Laurent Leylekian : Il est évident que le processus d’adhésion de la Turquie constitue un chiffon rouge pour tous ceux qui récusent le projet européen tel qu’il a évolué, c’est-à-dire vers cette sorte d’entité molle et faible, dépourvue de contenu identitaire et ouverte à tous les vents libéraux. C’est l’Europe "hall de gare" que je dénonce régulièrement. Ceci dit, la question turque est sans doute perçue un peu différemment en Grande-Bretagne, où l’on trouve aussi des opposants d’un autre genre qui approuvent l’Europe-marché et qui contestent – au contraire – la prééminence des normes et des règlements européens sur les lois souverainement votées par les Britanniques.

Pour ce type de partisans du Brexit, la Turquie dans l’Union européenne n’est pas un problème puisque celle-ci n’est vue que comme un simple marché sans frontières dont ils espèrent qu’il soit le plus large possible. On peut d’ailleurs souligner l’incohérence – ou l’égoïsme – de leur position puisqu’ils souhaitent l’extension illimitée du domaine des normes libérales adoptées à Bruxelles, à l’exception de leur île.

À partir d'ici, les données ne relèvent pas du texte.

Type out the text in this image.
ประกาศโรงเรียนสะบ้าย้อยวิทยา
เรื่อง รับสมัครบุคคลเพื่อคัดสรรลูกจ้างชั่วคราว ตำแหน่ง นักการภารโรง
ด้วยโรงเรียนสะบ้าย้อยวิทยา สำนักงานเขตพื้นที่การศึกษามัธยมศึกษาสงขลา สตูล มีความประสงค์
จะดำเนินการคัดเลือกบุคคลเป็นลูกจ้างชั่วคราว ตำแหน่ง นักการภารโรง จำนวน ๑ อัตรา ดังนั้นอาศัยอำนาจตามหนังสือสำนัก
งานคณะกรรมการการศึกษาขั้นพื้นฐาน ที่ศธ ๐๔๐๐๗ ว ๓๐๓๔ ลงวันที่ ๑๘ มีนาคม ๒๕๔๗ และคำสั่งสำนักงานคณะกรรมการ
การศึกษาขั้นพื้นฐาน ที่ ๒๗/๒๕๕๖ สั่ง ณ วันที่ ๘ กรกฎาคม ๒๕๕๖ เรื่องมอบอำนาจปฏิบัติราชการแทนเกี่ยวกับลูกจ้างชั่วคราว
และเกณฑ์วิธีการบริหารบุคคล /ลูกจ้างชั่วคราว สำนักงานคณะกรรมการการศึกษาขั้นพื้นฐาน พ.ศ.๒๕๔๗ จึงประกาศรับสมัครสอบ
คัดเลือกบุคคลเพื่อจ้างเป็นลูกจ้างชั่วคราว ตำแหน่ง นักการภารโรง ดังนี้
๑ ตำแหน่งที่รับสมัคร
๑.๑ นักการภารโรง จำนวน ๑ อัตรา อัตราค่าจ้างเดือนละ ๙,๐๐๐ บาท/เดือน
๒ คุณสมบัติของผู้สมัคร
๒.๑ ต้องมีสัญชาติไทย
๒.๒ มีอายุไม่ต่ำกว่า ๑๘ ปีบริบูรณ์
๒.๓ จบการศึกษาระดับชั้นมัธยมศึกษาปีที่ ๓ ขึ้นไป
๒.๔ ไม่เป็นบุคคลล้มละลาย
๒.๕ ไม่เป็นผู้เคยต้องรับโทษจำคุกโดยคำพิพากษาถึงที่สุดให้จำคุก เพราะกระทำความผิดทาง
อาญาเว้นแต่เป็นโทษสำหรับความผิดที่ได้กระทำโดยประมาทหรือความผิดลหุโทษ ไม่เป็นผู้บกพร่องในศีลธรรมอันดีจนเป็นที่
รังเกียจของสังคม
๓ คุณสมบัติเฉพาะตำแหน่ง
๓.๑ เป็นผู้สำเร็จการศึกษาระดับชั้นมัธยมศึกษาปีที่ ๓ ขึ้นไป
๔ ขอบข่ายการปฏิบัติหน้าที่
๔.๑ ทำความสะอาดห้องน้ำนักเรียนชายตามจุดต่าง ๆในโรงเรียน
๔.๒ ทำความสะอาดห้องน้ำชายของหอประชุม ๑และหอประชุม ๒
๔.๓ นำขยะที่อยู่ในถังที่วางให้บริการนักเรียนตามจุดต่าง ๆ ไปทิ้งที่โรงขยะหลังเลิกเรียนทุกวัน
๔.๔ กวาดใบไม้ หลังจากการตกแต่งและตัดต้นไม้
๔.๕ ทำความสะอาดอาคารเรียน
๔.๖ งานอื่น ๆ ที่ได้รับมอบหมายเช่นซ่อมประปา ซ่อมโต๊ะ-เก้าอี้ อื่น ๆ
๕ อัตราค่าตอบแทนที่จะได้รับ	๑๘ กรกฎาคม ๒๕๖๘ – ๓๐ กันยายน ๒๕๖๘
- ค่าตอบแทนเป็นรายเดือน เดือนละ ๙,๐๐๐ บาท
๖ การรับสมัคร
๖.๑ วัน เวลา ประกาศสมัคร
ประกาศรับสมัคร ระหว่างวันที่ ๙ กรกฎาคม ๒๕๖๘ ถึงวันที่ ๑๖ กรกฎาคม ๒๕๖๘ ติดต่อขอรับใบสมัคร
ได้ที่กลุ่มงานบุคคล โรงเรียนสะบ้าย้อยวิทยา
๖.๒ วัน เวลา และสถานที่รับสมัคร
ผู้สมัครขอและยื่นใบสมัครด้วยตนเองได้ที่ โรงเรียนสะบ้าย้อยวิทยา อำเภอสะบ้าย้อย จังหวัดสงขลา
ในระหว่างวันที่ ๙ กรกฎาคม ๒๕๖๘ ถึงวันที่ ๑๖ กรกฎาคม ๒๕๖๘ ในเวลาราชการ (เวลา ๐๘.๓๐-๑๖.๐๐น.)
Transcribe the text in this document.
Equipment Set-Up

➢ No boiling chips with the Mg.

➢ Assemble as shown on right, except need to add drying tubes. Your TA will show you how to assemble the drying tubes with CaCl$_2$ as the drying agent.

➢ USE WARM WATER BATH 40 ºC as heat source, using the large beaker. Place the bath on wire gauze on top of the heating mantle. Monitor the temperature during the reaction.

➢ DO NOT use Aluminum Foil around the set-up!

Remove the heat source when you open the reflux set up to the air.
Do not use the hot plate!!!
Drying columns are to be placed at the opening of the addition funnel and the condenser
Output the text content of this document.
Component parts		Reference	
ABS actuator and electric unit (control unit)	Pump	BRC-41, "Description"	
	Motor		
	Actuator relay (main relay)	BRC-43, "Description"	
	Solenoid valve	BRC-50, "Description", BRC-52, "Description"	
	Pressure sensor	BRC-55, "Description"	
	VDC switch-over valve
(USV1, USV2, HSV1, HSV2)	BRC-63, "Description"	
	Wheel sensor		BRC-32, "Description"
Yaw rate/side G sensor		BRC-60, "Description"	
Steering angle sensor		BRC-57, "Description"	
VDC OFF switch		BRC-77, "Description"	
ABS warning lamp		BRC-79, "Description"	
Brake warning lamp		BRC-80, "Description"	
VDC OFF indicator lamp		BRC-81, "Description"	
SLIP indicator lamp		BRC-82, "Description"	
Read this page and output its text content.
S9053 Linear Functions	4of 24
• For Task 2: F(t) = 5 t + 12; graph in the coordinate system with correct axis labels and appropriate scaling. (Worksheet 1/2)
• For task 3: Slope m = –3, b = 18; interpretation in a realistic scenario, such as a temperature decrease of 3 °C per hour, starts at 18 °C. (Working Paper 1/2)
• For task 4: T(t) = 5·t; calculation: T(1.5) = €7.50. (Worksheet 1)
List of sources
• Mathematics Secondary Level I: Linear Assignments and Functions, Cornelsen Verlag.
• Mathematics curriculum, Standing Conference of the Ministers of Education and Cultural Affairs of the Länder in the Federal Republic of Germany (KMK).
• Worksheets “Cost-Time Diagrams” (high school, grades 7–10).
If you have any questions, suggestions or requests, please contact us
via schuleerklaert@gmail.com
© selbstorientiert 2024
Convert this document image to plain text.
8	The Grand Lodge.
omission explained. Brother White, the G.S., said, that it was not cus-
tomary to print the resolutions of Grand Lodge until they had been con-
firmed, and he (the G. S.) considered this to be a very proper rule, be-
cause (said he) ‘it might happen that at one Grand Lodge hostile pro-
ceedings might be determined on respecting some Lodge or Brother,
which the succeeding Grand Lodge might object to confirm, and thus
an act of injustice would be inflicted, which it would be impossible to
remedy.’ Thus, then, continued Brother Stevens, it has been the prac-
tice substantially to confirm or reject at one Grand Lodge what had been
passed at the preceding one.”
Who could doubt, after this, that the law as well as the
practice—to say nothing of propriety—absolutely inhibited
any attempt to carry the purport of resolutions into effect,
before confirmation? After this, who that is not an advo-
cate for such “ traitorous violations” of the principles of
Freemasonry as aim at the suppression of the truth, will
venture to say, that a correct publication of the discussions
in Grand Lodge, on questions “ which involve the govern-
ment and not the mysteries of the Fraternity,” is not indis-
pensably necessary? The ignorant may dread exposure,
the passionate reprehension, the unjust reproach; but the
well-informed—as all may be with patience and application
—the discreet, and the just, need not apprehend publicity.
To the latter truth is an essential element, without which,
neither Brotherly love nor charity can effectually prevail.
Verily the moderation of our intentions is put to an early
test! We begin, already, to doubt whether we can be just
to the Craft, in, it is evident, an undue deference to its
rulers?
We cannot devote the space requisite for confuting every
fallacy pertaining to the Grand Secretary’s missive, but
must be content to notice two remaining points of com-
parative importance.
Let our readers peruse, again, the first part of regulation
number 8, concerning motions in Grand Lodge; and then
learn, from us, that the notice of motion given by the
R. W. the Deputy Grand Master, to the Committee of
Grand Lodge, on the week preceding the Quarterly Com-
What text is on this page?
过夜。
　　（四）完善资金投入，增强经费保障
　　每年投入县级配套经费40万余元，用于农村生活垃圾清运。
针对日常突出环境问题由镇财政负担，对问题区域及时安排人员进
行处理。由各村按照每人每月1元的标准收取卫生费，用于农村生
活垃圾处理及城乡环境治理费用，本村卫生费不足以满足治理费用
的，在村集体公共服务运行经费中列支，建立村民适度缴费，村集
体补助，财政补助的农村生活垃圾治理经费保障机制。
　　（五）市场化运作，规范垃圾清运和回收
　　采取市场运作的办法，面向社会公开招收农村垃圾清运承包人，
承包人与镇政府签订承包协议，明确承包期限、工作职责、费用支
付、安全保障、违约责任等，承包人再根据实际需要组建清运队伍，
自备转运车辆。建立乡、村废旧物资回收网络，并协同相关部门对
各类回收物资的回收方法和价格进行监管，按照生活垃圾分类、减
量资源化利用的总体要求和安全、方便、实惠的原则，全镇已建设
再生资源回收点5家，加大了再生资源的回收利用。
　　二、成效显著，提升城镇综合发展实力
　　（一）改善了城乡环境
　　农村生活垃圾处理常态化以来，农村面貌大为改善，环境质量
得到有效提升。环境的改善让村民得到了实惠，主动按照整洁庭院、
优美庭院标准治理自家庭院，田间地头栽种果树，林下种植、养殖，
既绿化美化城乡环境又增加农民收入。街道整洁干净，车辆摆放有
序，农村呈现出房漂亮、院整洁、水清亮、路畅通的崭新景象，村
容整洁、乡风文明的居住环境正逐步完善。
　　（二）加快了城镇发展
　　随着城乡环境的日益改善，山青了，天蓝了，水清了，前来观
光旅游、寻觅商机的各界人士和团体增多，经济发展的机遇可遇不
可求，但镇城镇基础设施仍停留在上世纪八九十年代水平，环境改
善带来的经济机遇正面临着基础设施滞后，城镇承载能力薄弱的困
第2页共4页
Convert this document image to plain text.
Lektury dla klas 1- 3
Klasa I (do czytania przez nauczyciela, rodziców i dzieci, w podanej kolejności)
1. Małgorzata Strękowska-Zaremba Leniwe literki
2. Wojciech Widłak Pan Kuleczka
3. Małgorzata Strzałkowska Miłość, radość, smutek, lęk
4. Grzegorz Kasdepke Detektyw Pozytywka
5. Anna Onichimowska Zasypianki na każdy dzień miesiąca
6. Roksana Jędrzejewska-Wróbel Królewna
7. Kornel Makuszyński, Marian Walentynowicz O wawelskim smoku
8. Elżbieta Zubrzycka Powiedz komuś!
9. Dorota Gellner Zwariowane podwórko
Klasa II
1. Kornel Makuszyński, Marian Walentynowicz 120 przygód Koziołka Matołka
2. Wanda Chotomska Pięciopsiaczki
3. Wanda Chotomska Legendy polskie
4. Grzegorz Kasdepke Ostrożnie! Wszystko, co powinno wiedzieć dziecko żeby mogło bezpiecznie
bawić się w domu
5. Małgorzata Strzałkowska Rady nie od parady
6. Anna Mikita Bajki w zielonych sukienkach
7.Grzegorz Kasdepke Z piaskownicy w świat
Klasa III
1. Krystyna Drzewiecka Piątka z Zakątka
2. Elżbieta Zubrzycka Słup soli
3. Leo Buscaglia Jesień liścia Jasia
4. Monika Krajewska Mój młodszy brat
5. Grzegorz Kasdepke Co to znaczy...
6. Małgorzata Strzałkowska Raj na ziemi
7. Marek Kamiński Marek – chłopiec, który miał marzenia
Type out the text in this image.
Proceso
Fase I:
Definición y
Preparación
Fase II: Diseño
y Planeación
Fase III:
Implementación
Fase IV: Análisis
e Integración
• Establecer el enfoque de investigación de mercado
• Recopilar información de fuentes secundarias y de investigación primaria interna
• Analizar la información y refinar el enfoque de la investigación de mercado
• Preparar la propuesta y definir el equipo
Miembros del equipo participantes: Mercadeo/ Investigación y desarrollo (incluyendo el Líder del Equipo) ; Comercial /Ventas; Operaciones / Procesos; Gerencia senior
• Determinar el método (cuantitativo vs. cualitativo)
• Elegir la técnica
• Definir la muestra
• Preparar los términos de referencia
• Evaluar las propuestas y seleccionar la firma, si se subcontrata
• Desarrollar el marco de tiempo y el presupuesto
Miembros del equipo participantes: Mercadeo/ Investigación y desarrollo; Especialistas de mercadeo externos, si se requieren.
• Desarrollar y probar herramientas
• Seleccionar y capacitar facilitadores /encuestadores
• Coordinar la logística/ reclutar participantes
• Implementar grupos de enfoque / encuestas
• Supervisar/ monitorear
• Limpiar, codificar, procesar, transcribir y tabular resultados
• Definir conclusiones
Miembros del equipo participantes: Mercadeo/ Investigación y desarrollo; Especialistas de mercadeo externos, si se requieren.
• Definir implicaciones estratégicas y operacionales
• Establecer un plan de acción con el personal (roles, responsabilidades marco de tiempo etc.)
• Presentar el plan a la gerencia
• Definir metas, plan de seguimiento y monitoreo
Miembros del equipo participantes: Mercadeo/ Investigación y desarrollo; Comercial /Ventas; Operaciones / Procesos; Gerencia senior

Ceci dit, le processus d’adhésion n’a pas vraiment été mis en sommeil pendant la campagne du Brexit. Le 22 juin, la veille même du référendum britannique, la Commission annonçait pour le 30 juin l’ouverture d’un nouveau chapitre de l’Acquis communautaire avec la Turquie ; et pas n’importe lequel : celui sur la politique économique et monétaire. Je crois que si l’on avait voulu convaincre les opposants à l’Europe "hall de gare" de voter le Brexit, on ne s’y serait pas pris autrement. Le pire, voyez-vous, c’est que ceux qui ont pris cette décision ne se sont sans doute même pas aperçus du problème, ne serait-ce qu’en termes de communication.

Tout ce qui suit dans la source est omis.